Published on 12/8/2011

So when you're going up a hill, you're going up a hill, right? Not so easy when you're coding it.

It's all fine and dandy moving vehicles around the level, heading in the correct direction and at the correct height based on the tile underneath. But when it encounters a hill/dune/bump it shouldn't just float up and float down, the vehicle's orientation should change with it's nose point towards the sky as it mounts the slope.

It was easy enough reading the normal from the currently occupied face. But I had some trouble getting the measurements to work correctly according the vehicle's local axis, as opposed to the world axis. This means that if the vehicle is heading north-east, it's local axis is turned 45 degrees (or Pi over 4 :P) from the world axis. But in essense I ended up with a value that I could use to stick into the world matrix for the vehicle.

VehicleSlopeCalc.jpg

The green (tangent) vector here is the key. You cannot work with the normal, because it has no relation to the direction. I initially used the red (normal) vector to calculate an angle with the Unit Y vector, because irrespective of direction, Unit Y is still applicable to the vechicle's local axis.
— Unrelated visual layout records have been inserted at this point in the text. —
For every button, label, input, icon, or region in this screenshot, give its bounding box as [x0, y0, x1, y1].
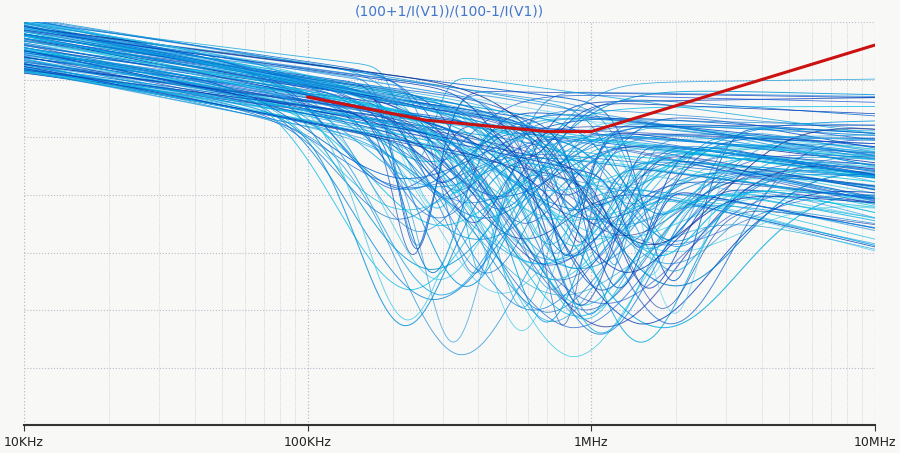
Title: (100+1/I(V1))/(100-1/I(V1)): (100+1/I(V1))/(100-1/I(V1)) — [355, 4, 544, 18]
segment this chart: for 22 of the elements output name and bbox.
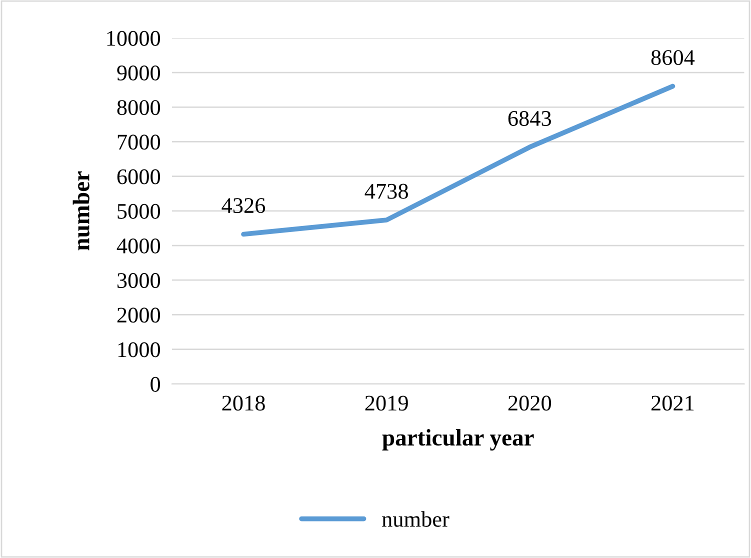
y-tick-label: 10000: [107, 30, 160, 46]
y-tick-label: 6000: [117, 169, 160, 184]
x-tick-label: 2021: [651, 396, 694, 411]
y-tick-label: 7000: [118, 134, 160, 150]
data-label: 4326: [222, 198, 266, 214]
y-axis-title: number: [72, 171, 90, 250]
y-tick-label: 3000: [117, 273, 160, 288]
data-label: 6843: [508, 110, 551, 126]
y-tick-label: 9000: [117, 65, 160, 80]
legend-label: number: [382, 511, 450, 527]
data-label: 8604: [651, 50, 695, 66]
y-tick-label: 5000: [118, 204, 160, 219]
x-tick-label: 2020: [508, 396, 552, 411]
y-tick-label: 2000: [117, 308, 160, 323]
x-tick-label: 2019: [365, 396, 408, 411]
x-tick-label: 2018: [222, 396, 265, 411]
x-axis-title: particular year: [382, 429, 534, 451]
data-label: 4738: [364, 184, 408, 199]
y-tick-label: 1000: [118, 342, 160, 358]
y-tick-label: 8000: [117, 100, 160, 116]
y-tick-label: 4000: [116, 238, 160, 254]
y-tick-label: 0: [150, 376, 160, 392]
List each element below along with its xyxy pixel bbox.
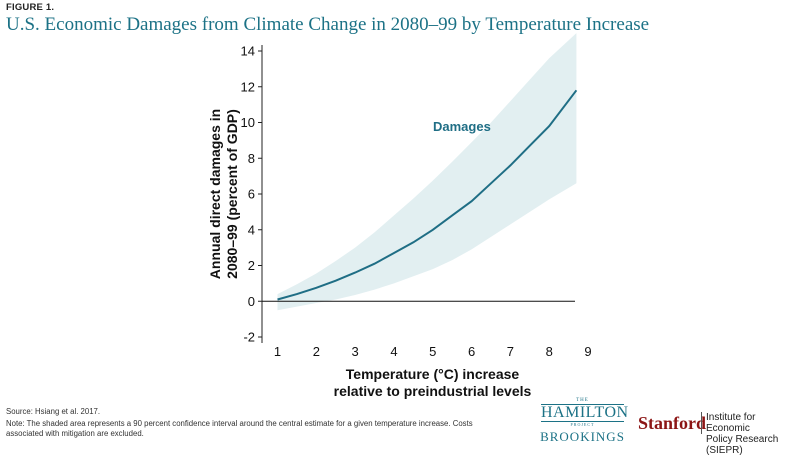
y-tick-label: 12: [241, 79, 255, 94]
source-note: Source: Hsiang et al. 2017.: [6, 407, 101, 416]
stanford-logo: Stanford: [638, 413, 707, 433]
y-tick-label: 10: [241, 115, 255, 130]
damages-series-line: [277, 89, 578, 301]
brookings-logo: BROOKINGS: [540, 429, 625, 444]
x-axis-label: Temperature (°C) increase relative to pr…: [275, 366, 590, 400]
x-tick-label: 5: [429, 344, 436, 359]
figure-label: FIGURE 1.: [6, 2, 55, 13]
chart-title: U.S. Economic Damages from Climate Chang…: [6, 14, 650, 35]
hamilton-project-logo: THE HAMILTON PROJECT BROOKINGS: [535, 398, 630, 444]
x-tick-label: 3: [352, 344, 359, 359]
y-tick-label: -2: [243, 330, 255, 345]
logo-divider: [701, 412, 702, 434]
x-tick-label: 7: [507, 344, 514, 359]
y-tick-label: 4: [248, 222, 255, 237]
siepr-logo: Institute for Economic Policy Research (…: [706, 412, 800, 456]
siepr-line1: Institute for Economic: [706, 412, 756, 434]
y-tick-label: 6: [248, 187, 255, 202]
y-axis-label: Annual direct damages in 2080–99 (percent…: [207, 109, 240, 279]
x-axis-label-line1: Temperature (°C) increase: [345, 366, 520, 382]
hamilton-the: THE: [576, 398, 589, 403]
confidence-band: [277, 33, 577, 311]
x-axis-label-line2: relative to preindustrial levels: [333, 383, 532, 399]
series-label-damages: Damages: [433, 119, 491, 134]
x-tick-label: 2: [313, 344, 320, 359]
siepr-line2: Policy Research (SIEPR): [706, 434, 779, 456]
x-tick-label: 6: [468, 344, 475, 359]
y-tick-label: 8: [248, 151, 255, 166]
hamilton-name: HAMILTON: [541, 404, 629, 422]
y-axis-label-line2: 2080–99 (percent of GDP): [224, 109, 240, 279]
y-tick-label: 14: [241, 44, 255, 59]
hamilton-project: PROJECT: [570, 422, 595, 427]
y-axis-label-line1: Annual direct damages in: [207, 109, 223, 279]
x-tick-label: 1: [274, 344, 281, 359]
x-tick-label: 4: [390, 344, 397, 359]
y-tick-label: 0: [248, 294, 255, 309]
y-tick-label: 2: [248, 258, 255, 273]
x-tick-label: 8: [546, 344, 553, 359]
x-tick-label: 9: [584, 344, 591, 359]
confidence-note: Note: The shaded area represents a 90 pe…: [6, 419, 473, 438]
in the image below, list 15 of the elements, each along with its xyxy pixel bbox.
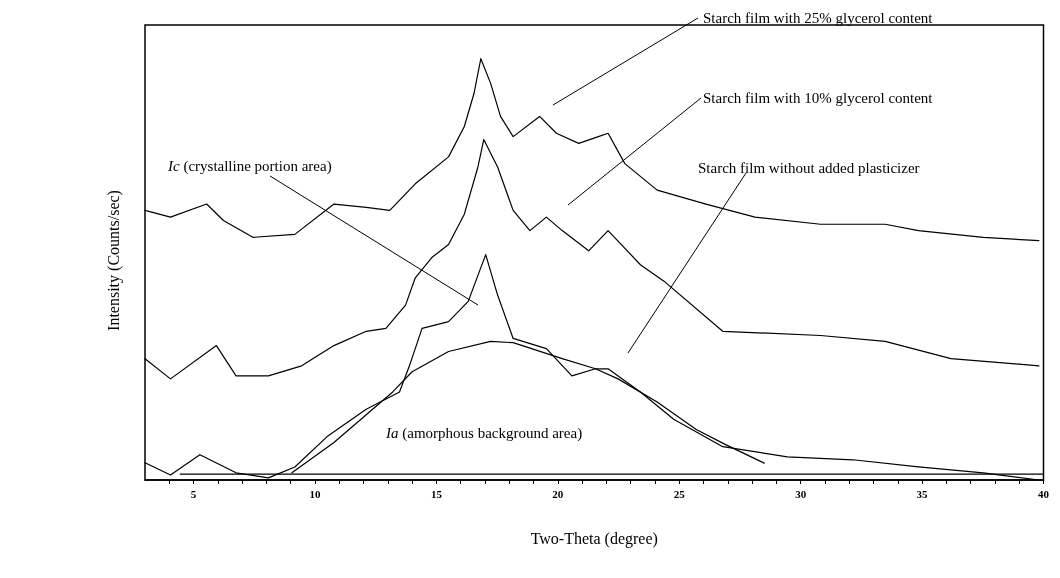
- y-axis-title: Intensity (Counts/sec): [104, 190, 123, 331]
- x-tick-label: 15: [430, 487, 443, 500]
- x-axis-title: Two-Theta (degree): [530, 529, 658, 548]
- x-tick-label: 20: [552, 487, 564, 500]
- text: Starch film with 25% glycerol content: [703, 10, 934, 26]
- annotation: Ic (crystalline portion area): [167, 158, 332, 175]
- text: Starch film with 10% glycerol content: [703, 90, 934, 106]
- x-tick-label: 35: [916, 487, 929, 500]
- text: Starch film without added plasticizer: [698, 160, 920, 176]
- x-tick-label: 30: [795, 487, 807, 500]
- x-tick-label: 5: [190, 487, 197, 500]
- x-tick-label: 10: [309, 487, 321, 500]
- x-tick-label: 40: [1038, 487, 1050, 500]
- annotation: Ia (amorphous background area): [385, 425, 583, 442]
- x-tick-label: 25: [673, 487, 686, 500]
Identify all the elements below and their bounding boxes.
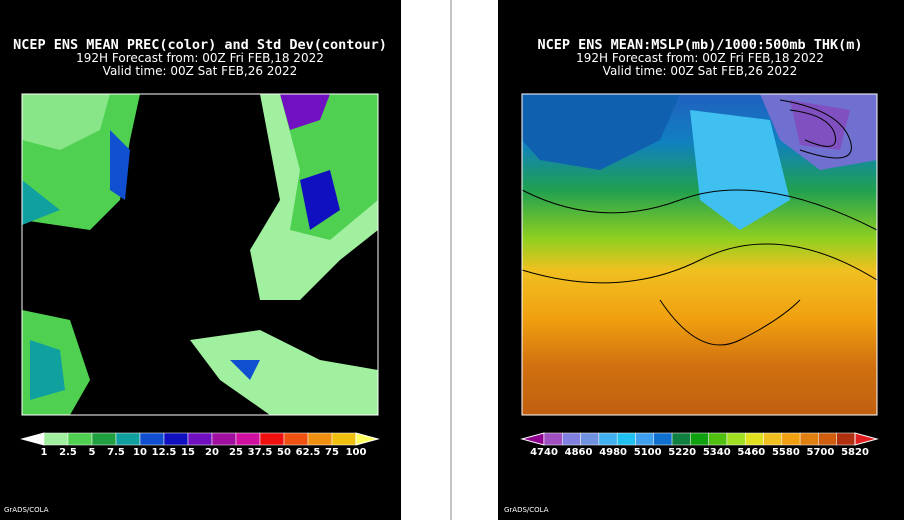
panel-title: NCEP ENS MEAN PREC(color) and Std Dev(co… [13,37,387,53]
colorbar-swatch [139,432,165,446]
valid-time: Valid time: 00Z Sat FEB,26 2022 [103,64,298,78]
valid-time: Valid time: 00Z Sat FEB,26 2022 [603,64,798,78]
panel-title: NCEP ENS MEAN:MSLP(mb)/1000:500mb THK(m) [537,37,862,53]
colorbar-swatch [726,432,746,446]
colorbar-swatch [211,432,237,446]
colorbar-swatch [307,432,333,446]
colorbar-swatch [799,432,819,446]
colorbar-label: 4860 [565,447,593,458]
colorbar-label: 5220 [668,447,696,458]
colorbar-swatch [818,432,837,446]
colorbar-swatch [781,432,801,446]
mslp-map [521,93,878,416]
colorbar-swatch [580,432,600,446]
colorbar-swatch [836,432,856,446]
colorbar-swatch [690,432,709,446]
colorbar-swatch [115,432,141,446]
colorbar-arrow [355,432,380,446]
colorbar-label: 15 [181,447,195,458]
colorbar-swatch [598,432,618,446]
colorbar-label: 5100 [634,447,662,458]
colorbar-swatch [259,432,285,446]
colorbar-label: 100 [346,447,367,458]
colorbar-label: 37.5 [248,447,273,458]
colorbar-label: 1 [41,447,48,458]
colorbar-label: 4980 [599,447,627,458]
colorbar-label: 5 [89,447,96,458]
colorbar-label: 5340 [703,447,731,458]
colorbar-label: 50 [277,447,291,458]
colorbar-label: 25 [229,447,243,458]
colorbar-swatch [67,432,93,446]
colorbar-swatch [283,432,309,446]
colorbar-swatch [187,432,213,446]
colorbar-swatch [671,432,691,446]
colorbar-swatch [744,432,764,446]
colorbar-swatch [331,432,357,446]
colorbar-swatch [91,432,117,446]
precip-map [21,93,379,416]
colorbar-label: 5460 [737,447,765,458]
credit: GrADS/COLA [504,506,549,514]
colorbar-label: 12.5 [152,447,177,458]
colorbar-swatch [653,432,673,446]
colorbar-swatch [635,432,655,446]
colorbar-swatch [763,432,783,446]
colorbar-swatch [543,432,563,446]
colorbar-arrow [854,432,879,446]
colorbar-swatch [708,432,728,446]
colorbar-label: 5700 [807,447,835,458]
colorbar-label: 2.5 [59,447,77,458]
colorbar-label: 5580 [772,447,800,458]
colorbar-label: 75 [325,447,339,458]
credit: GrADS/COLA [4,506,49,514]
colorbar-label: 20 [205,447,219,458]
colorbar-label: 5820 [841,447,869,458]
colorbar-swatch [163,432,189,446]
colorbar-swatch [43,432,69,446]
colorbar-label: 10 [133,447,147,458]
colorbar-label: 4740 [530,447,558,458]
colorbar-swatch [562,432,581,446]
colorbar-label: 7.5 [107,447,125,458]
colorbar-swatch [616,432,636,446]
colorbar-swatch [235,432,261,446]
colorbar-label: 62.5 [296,447,321,458]
forecast-time: 192H Forecast from: 00Z Fri FEB,18 2022 [576,51,824,65]
forecast-time: 192H Forecast from: 00Z Fri FEB,18 2022 [76,51,324,65]
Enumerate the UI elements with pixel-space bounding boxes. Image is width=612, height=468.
But in fact that was wrong. The direction is important, and the calculation of the tangent to use in conjunction with the vehicle's own direction vector is the key. In the image below the magenta lines are the face normals, and the green lines are the tangent normals.

VehicleSlope.png

So that solved the tilt angle, but as you can see, I still need to do the roll-angle. Hopefully this won't take me as long.